Created attachment 190872 [details] init errno = 0; in zpool_read_labelr() On FreeBSD stable 11.1, any rev. since r324255, zpool add (or attach) may fail with "internal error: out of memory". I can reproduce this on a pool with many real physical disks, after adding 22-23 3x mirror vdevs, next one fails. Can not reproduce this on virtual configuration with simulated file based vdevs. On a running pool with many mirror vdevs a "zpool detach" followed by "zpool attach" would also fail with the same error. I traced it back to svn commit r324255, on systems before this commit zpool add attach works without failure, same hardware, I used beadm to boot different revisions. A quick fix that seems to work is to do "zpool create temporarypool daXX && zpool destroy temporarypool" then try again, i.e. "zpool attach bigtank daYY daXX". Attached here small patch that initializes "errno = 0" in zpool_read_label(), tested on latest r329700.
Notify committer of r324255.
This differential request seems to be related https://reviews.freebsd.org/D13088 I participated in it, but dropped a ball. I'll try to get back to this issue.
I didn't had the time to propose upstream the patch from the review as asked by Allan, but yes it seems to be the same bug.
I can reproduce this by creating 75 64MB files, creating a vnode-backed md(4) device on each of them, creating a zpool made of striped 3-mirrors on the first 72, then doing "sudo zpool add foo mirror md72 md73 md74"

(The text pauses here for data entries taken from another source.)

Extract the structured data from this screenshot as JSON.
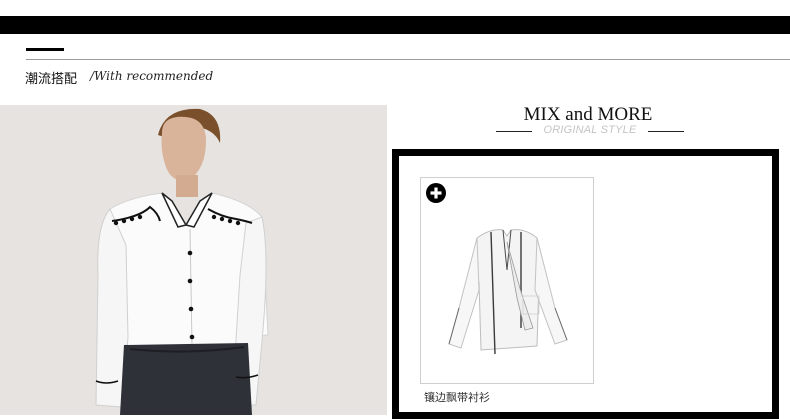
{
  "section": {
    "title": "潮流搭配",
    "subtitle": "/With recommended"
  },
  "mix": {
    "title": "MIX and MORE",
    "subtitle": "ORIGINAL STYLE"
  },
  "products": [
    {
      "name": "镶边飘带衬衫",
      "icon": "plus-circle-icon"
    }
  ],
  "colors": {
    "bar": "#000000",
    "photo_bg": "#e6e3e0",
    "subtitle_gray": "#c4c4c4"
  }
}
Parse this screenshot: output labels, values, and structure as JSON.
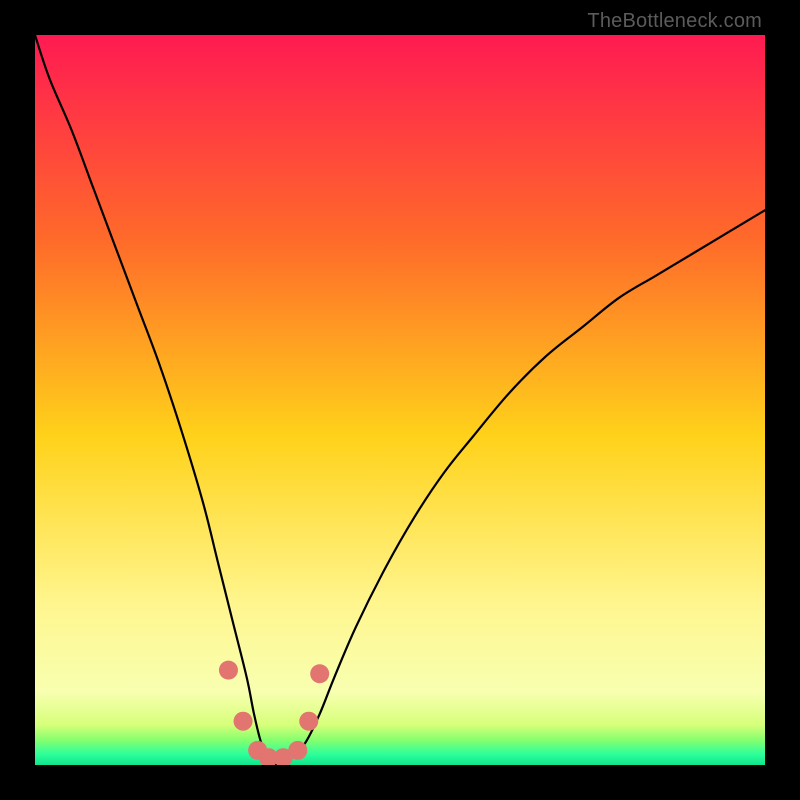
{
  "watermark": "TheBottleneck.com",
  "chart_data": {
    "type": "line",
    "title": "",
    "xlabel": "",
    "ylabel": "",
    "xlim": [
      0,
      100
    ],
    "ylim": [
      0,
      100
    ],
    "gradient_stops": [
      {
        "offset": 0,
        "color": "#ff1a52"
      },
      {
        "offset": 0.28,
        "color": "#ff6a2a"
      },
      {
        "offset": 0.55,
        "color": "#ffd21a"
      },
      {
        "offset": 0.78,
        "color": "#fff68f"
      },
      {
        "offset": 0.9,
        "color": "#f8ffb0"
      },
      {
        "offset": 0.945,
        "color": "#d7ff7a"
      },
      {
        "offset": 0.965,
        "color": "#88ff6e"
      },
      {
        "offset": 0.985,
        "color": "#2dff9a"
      },
      {
        "offset": 1.0,
        "color": "#10e58c"
      }
    ],
    "series": [
      {
        "name": "bottleneck-curve",
        "x": [
          0,
          2,
          5,
          8,
          11,
          14,
          17,
          20,
          23,
          25,
          27,
          29,
          30,
          31,
          32,
          33,
          34,
          35,
          37,
          39,
          41,
          44,
          48,
          52,
          56,
          60,
          65,
          70,
          75,
          80,
          85,
          90,
          95,
          100
        ],
        "values": [
          100,
          94,
          87,
          79,
          71,
          63,
          55,
          46,
          36,
          28,
          20,
          12,
          7,
          3,
          1,
          0,
          0,
          1,
          3,
          7,
          12,
          19,
          27,
          34,
          40,
          45,
          51,
          56,
          60,
          64,
          67,
          70,
          73,
          76
        ]
      },
      {
        "name": "dot-markers",
        "x": [
          26.5,
          28.5,
          30.5,
          32.0,
          34.0,
          36.0,
          37.5,
          39.0
        ],
        "values": [
          13.0,
          6.0,
          2.0,
          1.0,
          1.0,
          2.0,
          6.0,
          12.5
        ]
      }
    ],
    "marker_color": "#e2756f",
    "curve_color": "#000000"
  }
}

A commit references this bug: Author: asomers Date: Fri Mar 2 21:26:49 UTC 2018 New revision: 330295 URL: https://svnweb.freebsd.org/changeset/base/330295 Log: ZFS: fix adding vdevs to very large pools r323791 changed the return value of zpool_read_label. Error paths that previously returned 0 began to return -1 instead. However, not all error paths initialized errno. When adding vdevs to a very large pool, errno could be prepopulated with ENOMEM, causing the operation to fail. Fix the bug by setting errno=ENOENT in the case that no ZFS label is found. PR: 226096 Submitted by: Nikita Kozlov Reviewed by: avg MFC after: 3 weeks Differential Revision: https://reviews.freebsd.org/D13088 Changes: head/cddl/contrib/opensolaris/lib/libzfs/common/libzfs_import.c
A commit references this bug: Author: avg Date: Fri Apr 6 11:42:09 UTC 2018 New revision: 332093 URL: https://svnweb.freebsd.org/changeset/base/332093 Log: MFC r330295: ZFS: fix adding vdevs to very large pools PR: 226096 Changes: _U stable/11/ stable/11/cddl/contrib/opensolaris/lib/libzfs/common/libzfs_import.c
A commit references this bug: Author: avg Date: Fri Apr 6 11:48:12 UTC 2018 New revision: 332094 URL: https://svnweb.freebsd.org/changeset/base/332094 Log: MFC r330295: ZFS: fix adding vdevs to very large pools PR: 226096 Changes: _U stable/10/ stable/10/cddl/contrib/opensolaris/lib/libzfs/common/libzfs_import.c
@Alan Could the underlying cause resolved here for `zpool add attach` also apply for other commands? I'm seeing this error message during a `zpool clear -Fn` with a corrupted metadata pool after a power outage: CURRENT-amd64# uname -a FreeBSD CURRENT-amd64 13.0-CURRENT FreeBSD 13.0-CURRENT r340668 GENERIC-NODEBUG amd64 CURRENT-amd64# zpool status pool: storage state: FAULTED status: The pool metadata is corrupted and the pool cannot be opened. action: Recovery is possible, but will result in some data loss. Returning the pool to its state as of Mon May 6 15:01:32 2019 should correct the problem. Approximately 15 seconds of data must be discarded, irreversibly. Recovery can be attempted by executing 'zpool clear -F storage'. A scrub of the pool is strongly recommended after recovery. see: http://illumos.org/msg/ZFS-8000-72 scan: none requested config: NAME STATE READ WRITE CKSUM storage FAULTED 0 0 1 da1 ONLINE 0 0 6 CURRENT-amd64# zpool clear -Fn storage internal error: out of memory If it helps, I found another report of this error message too, which *may* (or may not) indicate its scoped only to use of the '-n' flag: https://forums.freebsd.org/threads/rollback-after-zfs-upgrade-possible.69370/